Updated

A notorious drug dealer who got his start during the crack epidemic of the 1980s and was so good at hiding his whereabouts that he was known as "the ghost" has been arrested along with dozens of others on new charges, police and prosecutors said Thursday.

James Corley, 51, was charged with criminal sale of a controlled substance and other drug charges after a 15-month undercover investigation that used wiretaps and surveillance, Police Commissioner Raymond Kelly and Queens District Attorney Richard Brown said.

Forty-four other people were also charged with drug crimes in the dismantling of Corley's operation, known as the Supreme Team, and another drug gang, authorities said.

Corley supplied cocaine to a second gang called the South Side Bloods, and low-level dealers grossed about $15,000 a week in drug sales, Kelly said. Burned by a wiretap before, Corley used at least eight different phones, authorities said.

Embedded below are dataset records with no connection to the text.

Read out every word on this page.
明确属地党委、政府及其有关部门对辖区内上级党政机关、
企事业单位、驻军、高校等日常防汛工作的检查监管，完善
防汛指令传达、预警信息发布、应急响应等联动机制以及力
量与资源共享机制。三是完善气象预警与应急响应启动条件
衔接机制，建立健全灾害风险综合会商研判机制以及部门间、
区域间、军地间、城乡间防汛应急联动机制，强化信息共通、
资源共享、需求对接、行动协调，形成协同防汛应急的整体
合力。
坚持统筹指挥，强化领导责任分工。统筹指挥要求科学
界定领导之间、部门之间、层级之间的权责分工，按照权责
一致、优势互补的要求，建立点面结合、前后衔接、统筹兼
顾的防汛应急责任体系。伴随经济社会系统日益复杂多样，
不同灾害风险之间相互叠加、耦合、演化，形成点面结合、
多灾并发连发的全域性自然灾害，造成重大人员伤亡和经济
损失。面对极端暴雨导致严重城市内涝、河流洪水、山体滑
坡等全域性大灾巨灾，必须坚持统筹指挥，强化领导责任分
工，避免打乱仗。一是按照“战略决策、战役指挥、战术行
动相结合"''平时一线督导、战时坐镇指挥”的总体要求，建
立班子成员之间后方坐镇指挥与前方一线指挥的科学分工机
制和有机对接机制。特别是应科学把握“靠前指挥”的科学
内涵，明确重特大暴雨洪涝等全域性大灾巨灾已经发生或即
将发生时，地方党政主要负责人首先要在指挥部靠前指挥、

"He had an uncanny ability to keep his associates in the dark. No one knew where he lived, what phone number he used, what car he drove," Kelly said.

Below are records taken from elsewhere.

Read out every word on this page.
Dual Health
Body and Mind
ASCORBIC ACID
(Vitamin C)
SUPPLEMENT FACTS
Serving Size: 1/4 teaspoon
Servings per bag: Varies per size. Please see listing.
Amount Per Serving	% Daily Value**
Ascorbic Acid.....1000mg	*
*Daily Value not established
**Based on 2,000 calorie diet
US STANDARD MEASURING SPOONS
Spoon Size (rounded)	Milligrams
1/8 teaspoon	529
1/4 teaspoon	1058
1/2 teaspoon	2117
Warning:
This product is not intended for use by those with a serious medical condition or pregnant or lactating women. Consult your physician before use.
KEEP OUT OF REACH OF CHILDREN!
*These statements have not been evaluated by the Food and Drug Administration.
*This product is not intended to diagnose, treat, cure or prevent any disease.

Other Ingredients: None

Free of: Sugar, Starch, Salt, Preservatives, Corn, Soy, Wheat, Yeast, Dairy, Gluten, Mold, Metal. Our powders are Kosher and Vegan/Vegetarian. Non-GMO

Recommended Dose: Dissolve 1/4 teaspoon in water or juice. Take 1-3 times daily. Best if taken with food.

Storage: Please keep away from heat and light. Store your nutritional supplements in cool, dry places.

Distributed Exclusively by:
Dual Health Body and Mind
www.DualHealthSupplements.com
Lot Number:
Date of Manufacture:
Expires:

A call to Corley's lawyer wasn't immediately returned Thursday.

The case was pieced together by Detective David Leonardi, who said the dealers used a language called the "5 percenter" where every number and letter had its own word and members decoded messages about drug orders. The wiretaps also netted information on illegal guns and a possible killing in South Carolina.

Corley came of age during the crack era of the late 1980s and was an associate of the Supreme Team, which controlled housing projects and corners in Queens, the ground zero of the crack epidemic in New York. Crime was rampant; in 1990, the number of murders hit an all-time high of 2,245.

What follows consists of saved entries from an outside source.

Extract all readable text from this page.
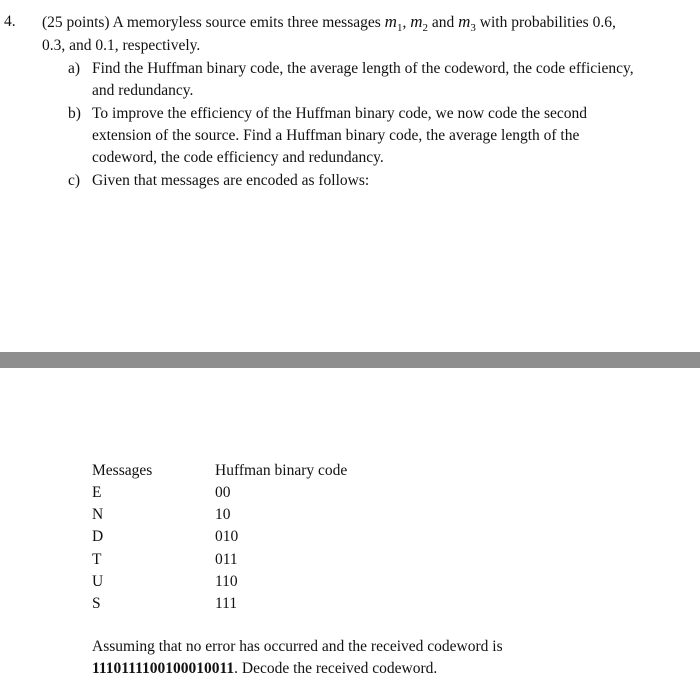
4. (25 points) A memoryless source emits three messages $m_1$, $m_2$ and $m_3$ with probabilities 0.6,
0.3, and 0.1, respectively.
a) Find the Huffman binary code, the average length of the codeword, the code efficiency,
and redundancy.
b) To improve the efficiency of the Huffman binary code, we now code the second
extension of the source. Find a Huffman binary code, the average length of the
codeword, the code efficiency and redundancy.
c) Given that messages are encoded as follows:
Messages	Huffman binary code
E	00
N	10
D	010
T	011
U	110
S	111
Assuming that no error has occurred and the received codeword is
1110111100100010011. Decode the received codeword.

The Supreme Team was run by legendary gang leader Kenneth "Supreme" McGriff, who reputedly funneled drug money into rap music label Murder Inc. He's now serving life without parole for a pair of murders after a 2007 conviction.

It was a brutal drug gang that came out of the same Queens streets where platinum rappers 50 Cent and Ja Rule emerged years later. At its peak, the Supreme Team's network of dealers was making $200,000 a day, authorities said.

After McGriff did jail time on a drug conviction, he was released in 1997 and aligned himself with neighborhood friend and music mogul Irv "Gotti" Lorenzo. The one-time street thugs produced one film: "Crime Partners," a straight-to-video affair that featured Ja Rule, Snoop Dogg and Ice-T.

The Supreme Team was responsible for the shooting of NYPD Officer Edward Byrne in 1988, authorities said, but Corley wasn't charged in that killing. He was jailed once in the 1980s on drug charges, and was later convicted of manslaughter for beating to death a man he believed to be a police informant, and served more than three years, police said.

New York Police Department Capt. James Ryan said the takedown this week finally signaled the end of the remnants of the team that had terrorized Queens for decades.

"We feel it's pretty much dismantled now with Corley being taken out of the picture," he said. "It remains to be seen, we're always vigilant and we think this is the end of them."